Tobacco control’s catchiest acronym is back later this year, with the next WHO FCTC COP (World Health Organization Framework Convention on Tobacco Control Conference of the Parties) due to be held in Panama in November.
Not too much should be read into the fact that Panama is a country which bans both e-cigarettes and heated tobacco (though nicotine pouches are unregulated)…but not too much needs to be.
After all, the position of COP10 (as this tenth edition of the FCTC biennial event is known) on novel nicotine products is almost a given: it will be opposed to them. The clear goal of the FCTC, or at least of those who participate most actively in it and develop its policy if not of the original convention itself, is to eliminate use not just of combustibles but of all tobacco-related and nicotine-related products.
In that context, calls from the likes of the Coalition of Asia Pacific Tobacco Harm Reduction Advocates (Caphra) and the New Nicotine Alliance (NNA) for COP10 to embrace harm reduction are, however well-intentioned, unlikely to have any impact on the position that it adopts. They may, perhaps, sway a few individual delegates but the strength of the anti side seems almost unassailable.
If hopes for a turnaround in attitudes by the COP itself are quixotic, though, advocates for harm reduction can take some consolation from the way that the implacability of WHO/FCTC opposition may actually reduce its impact in some parts of the world.
How WHO intransigence weakens its influence
Certainly, its position has a noteworthy effect on policy in many lower-and-middle-income countries, and of course in broader terms of tobacco control (beyond the specific issue of reduced risk) it is taken very seriously worldwide. Its statements on novel nicotine products also provide support for those arguing the sceptical case, and may persuade some who are undecided.

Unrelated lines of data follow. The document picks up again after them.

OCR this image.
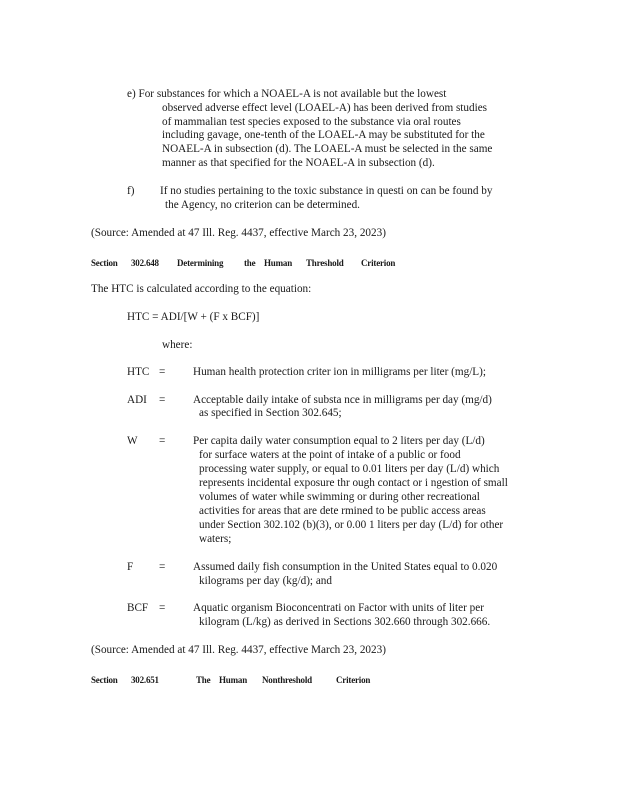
e) For substances for which a NOAEL-A is not available but the lowest
observed adverse effect level (LOAEL-A) has been derived from studies
of mammalian test species exposed to the substance via oral routes
including gavage, one-tenth of the LOAEL-A may be substituted for the
NOAEL-A in subsection (d). The LOAEL-A must be selected in the same
manner as that specified for the NOAEL-A in subsection (d).
f) If no studies pertaining to the toxic substance in questi on can be found by
the Agency, no criterion can be determined.
(Source: Amended at 47 Ill. Reg. 4437, effective March 23, 2023)
Section 302.648 Determining the Human Threshold Criterion
The HTC is calculated according to the equation:
HTC = ADI/[W + (F x BCF)]
where:
HTC = Human health protection criter ion in milligrams per liter (mg/L);
ADI = Acceptable daily intake of substa nce in milligrams per day (mg/d)
as specified in Section 302.645;
W = Per capita daily water consumption equal to 2 liters per day (L/d)
for surface waters at the point of intake of a public or food
processing water supply, or equal to 0.01 liters per day (L/d) which
represents incidental exposure thr ough contact or i ngestion of small
volumes of water while swimming or during other recreational
activities for areas that are dete rmined to be public access areas
under Section 302.102 (b)(3), or 0.00 1 liters per day (L/d) for other
waters;
F = Assumed daily fish consumption in the United States equal to 0.020
kilograms per day (kg/d); and
BCF = Aquatic organism Bioconcentrati on Factor with units of liter per
kilogram (L/kg) as derived in Sections 302.660 through 302.666.
(Source: Amended at 47 Ill. Reg. 4437, effective March 23, 2023)
Section 302.651	The Human Nonthreshold	Criterion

But, especially in those countries with their own substantial public health and academic establishments, the WHO and FCTC are – at least on this particular topic – less of a factor than might be expected. Precisely because these global bodies’ attitudes appear unlikely to change, policy-makers who are at least slightly open to novel nicotine products are much less inclined to accept their contribution to the debate as definitive.
This does not mean the WHO and FCTC should be ignored (and nor, of course, does it mean that they are necessarily wrong). It does, though, mean that seeing the conclusions of the FCTC COP events as representative of actual tobacco control policy and practice on the ground, everywhere, is not realistic.
What should we look for at COP10, then? A certain amount of tea-leaf-reading will be necessary; given the unlikelihood of novel nicotine products being praised, as such, conclusions will have to be drawn from the relative vehemence or mildness of criticism.
And on that front, there could be some real developments in Panama this November.
A pronouncement on heated tobacco is due
At COP8, back in 2018, the meeting agreed to ask the WHO Secretariat to prepare a comprehensive report on “novel and emerging tobacco products, in particular heated tobacco products”. It was to “examine the challenges that novel and emerging tobacco products posed for the comprehensive application of the WHO FCTC, in particular those articles and guidelines referring to definitions and terminology and to tobacco smoke, and to provide information on the adequate classification of such products, such as heated tobacco products, to support regulatory efforts”.
COP9 in 2021 was originally supposed to respond to this report, but full discussion was postponed to this year’s COP10.
So, from November’s event we can likely expect a WHO FCTC pronouncement on heated tobacco. Given that this product category is so much closer to combustibles than e-cigarettes are, the position taken is highly unlikely to be a favourable one (could heated tobacco emissions become classified as tobacco smoke?), but it will be very interesting to see whether vapour is – at least by implication – described as comparatively acceptable.
There will likely also be some discussion of nicotine pouches, given their rapid emergence; and once again, while we shouldn’t expect a warm welcome, the way in which the category is described compared to combustibles and to other reduced-risk products could be significant.
Hoping that COP10 will be the one that adopts a harm reduction viewpoint is unrealistic. So is worrying that its almost certain opposition to harm reduction products will lead to a global ban overnight. But even if what it’s going to say is to some extent predictable, it will still play a part in shaping – albeit not dictating – the debate, and the devil (or angel) may be in the details.